Table of Contents

macOS Catalyst — dotnet test

Tip

This guide covers macOS Catalyst-specific details. See Using dotnet test for general setup.

Prerequisites

  • macOS (no simulator or emulator needed — the app runs natively)

Running Tests

dotnet test MyApp.DeviceTests.csproj -f net10.0-maccatalyst

This is the simplest platform — no device setup required.

How It Works

Environment Variables

On macOS Catalyst, the CLI launches the .app bundle directly as a child process using ProcessStartInfo. Environment variables are injected into the process at launch time:

Variable Value Purpose
DEVICE_RUNNERS_AUTORUN 1 Tells the app to auto-start tests
DEVICE_RUNNERS_PORT 16384 (default) TCP port to connect to on the host
DEVICE_RUNNERS_HOST_NAMES localhost Host address

App Bundle Discovery

The MSBuild targets locate the .app bundle in the build output directory using Directory.GetDirectories('$(OutputPath)', '$(AssemblyName).app'). Standard MSBuild glob patterns (*.app/) do not reliably match directories on macOS, so the targets use the .NET System.IO.Directory API instead.

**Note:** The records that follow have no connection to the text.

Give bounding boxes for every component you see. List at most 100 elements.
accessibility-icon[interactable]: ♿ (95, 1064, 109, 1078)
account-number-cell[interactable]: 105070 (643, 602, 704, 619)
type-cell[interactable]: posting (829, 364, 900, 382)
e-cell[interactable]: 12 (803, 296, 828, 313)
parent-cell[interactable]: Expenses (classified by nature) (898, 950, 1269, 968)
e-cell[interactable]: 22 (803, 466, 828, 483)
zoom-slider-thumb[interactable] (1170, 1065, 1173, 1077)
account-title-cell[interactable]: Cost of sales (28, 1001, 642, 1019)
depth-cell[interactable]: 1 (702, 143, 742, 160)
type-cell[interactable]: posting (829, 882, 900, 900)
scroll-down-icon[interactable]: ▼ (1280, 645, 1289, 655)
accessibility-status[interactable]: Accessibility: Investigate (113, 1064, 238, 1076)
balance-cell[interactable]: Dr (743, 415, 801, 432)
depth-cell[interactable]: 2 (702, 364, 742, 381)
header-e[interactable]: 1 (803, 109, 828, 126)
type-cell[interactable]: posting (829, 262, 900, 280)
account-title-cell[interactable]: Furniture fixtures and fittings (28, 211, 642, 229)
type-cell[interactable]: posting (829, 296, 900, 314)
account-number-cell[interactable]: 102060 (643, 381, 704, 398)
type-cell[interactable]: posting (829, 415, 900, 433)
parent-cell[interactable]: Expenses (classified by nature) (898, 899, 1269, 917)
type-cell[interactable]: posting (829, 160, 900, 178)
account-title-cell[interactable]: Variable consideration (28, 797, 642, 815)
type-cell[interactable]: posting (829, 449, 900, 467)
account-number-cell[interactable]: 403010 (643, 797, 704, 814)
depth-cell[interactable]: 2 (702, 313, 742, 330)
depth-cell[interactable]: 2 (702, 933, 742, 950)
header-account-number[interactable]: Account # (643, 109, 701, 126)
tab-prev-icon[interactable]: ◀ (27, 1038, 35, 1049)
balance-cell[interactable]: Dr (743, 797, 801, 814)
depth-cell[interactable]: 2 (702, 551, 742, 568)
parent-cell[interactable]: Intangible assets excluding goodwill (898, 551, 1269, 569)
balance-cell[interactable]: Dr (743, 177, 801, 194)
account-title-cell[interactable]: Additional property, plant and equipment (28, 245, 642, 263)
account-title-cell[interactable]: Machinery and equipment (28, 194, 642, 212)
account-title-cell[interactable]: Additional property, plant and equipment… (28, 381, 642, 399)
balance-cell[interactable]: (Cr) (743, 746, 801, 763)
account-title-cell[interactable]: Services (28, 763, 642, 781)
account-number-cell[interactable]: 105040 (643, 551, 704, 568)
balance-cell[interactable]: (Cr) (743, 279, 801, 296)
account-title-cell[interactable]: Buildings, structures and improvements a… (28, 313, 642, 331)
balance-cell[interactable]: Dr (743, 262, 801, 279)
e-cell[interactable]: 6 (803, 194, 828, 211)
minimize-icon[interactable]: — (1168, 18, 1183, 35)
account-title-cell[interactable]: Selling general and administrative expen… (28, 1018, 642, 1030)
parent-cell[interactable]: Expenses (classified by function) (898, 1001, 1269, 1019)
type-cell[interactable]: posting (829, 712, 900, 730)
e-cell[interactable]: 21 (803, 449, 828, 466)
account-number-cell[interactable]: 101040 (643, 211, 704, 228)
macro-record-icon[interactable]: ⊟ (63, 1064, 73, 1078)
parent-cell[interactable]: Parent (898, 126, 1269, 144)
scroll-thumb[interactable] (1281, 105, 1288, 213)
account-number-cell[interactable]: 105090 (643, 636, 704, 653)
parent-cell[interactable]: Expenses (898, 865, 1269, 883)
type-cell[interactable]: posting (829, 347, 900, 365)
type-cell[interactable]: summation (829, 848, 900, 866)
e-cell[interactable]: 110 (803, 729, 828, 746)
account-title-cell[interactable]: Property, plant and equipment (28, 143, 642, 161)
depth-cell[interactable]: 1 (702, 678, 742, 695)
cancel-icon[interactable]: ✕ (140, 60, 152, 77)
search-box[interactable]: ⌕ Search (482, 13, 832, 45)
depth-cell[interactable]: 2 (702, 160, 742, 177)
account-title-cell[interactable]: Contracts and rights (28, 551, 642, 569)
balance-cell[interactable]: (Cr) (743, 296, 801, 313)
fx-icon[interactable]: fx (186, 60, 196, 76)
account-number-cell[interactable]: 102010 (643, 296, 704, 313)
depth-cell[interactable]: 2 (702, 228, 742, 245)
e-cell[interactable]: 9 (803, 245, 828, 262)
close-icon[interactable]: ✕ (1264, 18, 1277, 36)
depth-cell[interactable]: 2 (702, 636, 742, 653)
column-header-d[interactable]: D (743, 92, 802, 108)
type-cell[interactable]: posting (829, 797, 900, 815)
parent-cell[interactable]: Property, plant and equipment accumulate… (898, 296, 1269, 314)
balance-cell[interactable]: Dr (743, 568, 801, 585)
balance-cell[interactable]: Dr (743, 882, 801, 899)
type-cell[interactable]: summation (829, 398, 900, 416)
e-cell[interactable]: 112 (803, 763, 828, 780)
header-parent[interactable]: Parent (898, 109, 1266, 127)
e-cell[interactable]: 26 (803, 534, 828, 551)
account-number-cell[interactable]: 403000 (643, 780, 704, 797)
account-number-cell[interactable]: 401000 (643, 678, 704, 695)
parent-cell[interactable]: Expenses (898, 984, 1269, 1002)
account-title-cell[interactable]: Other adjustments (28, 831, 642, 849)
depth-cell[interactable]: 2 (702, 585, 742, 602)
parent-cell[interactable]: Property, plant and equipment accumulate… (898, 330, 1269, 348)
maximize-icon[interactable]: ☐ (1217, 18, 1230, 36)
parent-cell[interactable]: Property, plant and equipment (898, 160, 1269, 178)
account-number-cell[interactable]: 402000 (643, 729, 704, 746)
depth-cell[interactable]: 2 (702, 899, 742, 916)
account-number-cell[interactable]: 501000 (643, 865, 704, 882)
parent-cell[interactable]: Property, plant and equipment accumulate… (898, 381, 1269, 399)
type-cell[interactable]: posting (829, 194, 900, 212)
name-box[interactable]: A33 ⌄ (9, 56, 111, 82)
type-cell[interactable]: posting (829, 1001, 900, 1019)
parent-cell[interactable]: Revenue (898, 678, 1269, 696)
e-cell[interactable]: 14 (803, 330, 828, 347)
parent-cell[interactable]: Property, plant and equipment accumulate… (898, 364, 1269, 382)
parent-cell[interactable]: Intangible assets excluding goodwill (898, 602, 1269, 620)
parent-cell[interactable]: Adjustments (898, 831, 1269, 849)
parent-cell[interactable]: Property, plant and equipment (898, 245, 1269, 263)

Why Direct Launch Instead of open

The CLI launches the .app bundle directly (via Process.Start) rather than using the macOS open command. While open --env KEY=VALUE does support environment variables, direct launch is preferred because:

  • Environment variables can be injected via ProcessStartInfo
  • No dependency on Launch Services behavior
Note

The CLI does not currently retain the process handle after launch — the app is expected to auto-terminate via AddCliConfiguration() after tests complete. If the app hangs, it must be terminated manually.

Troubleshooting

App crashes immediately

Check the build output to ensure the .app bundle was produced. If using debug configuration, the app should run without code signing issues on macOS Catalyst.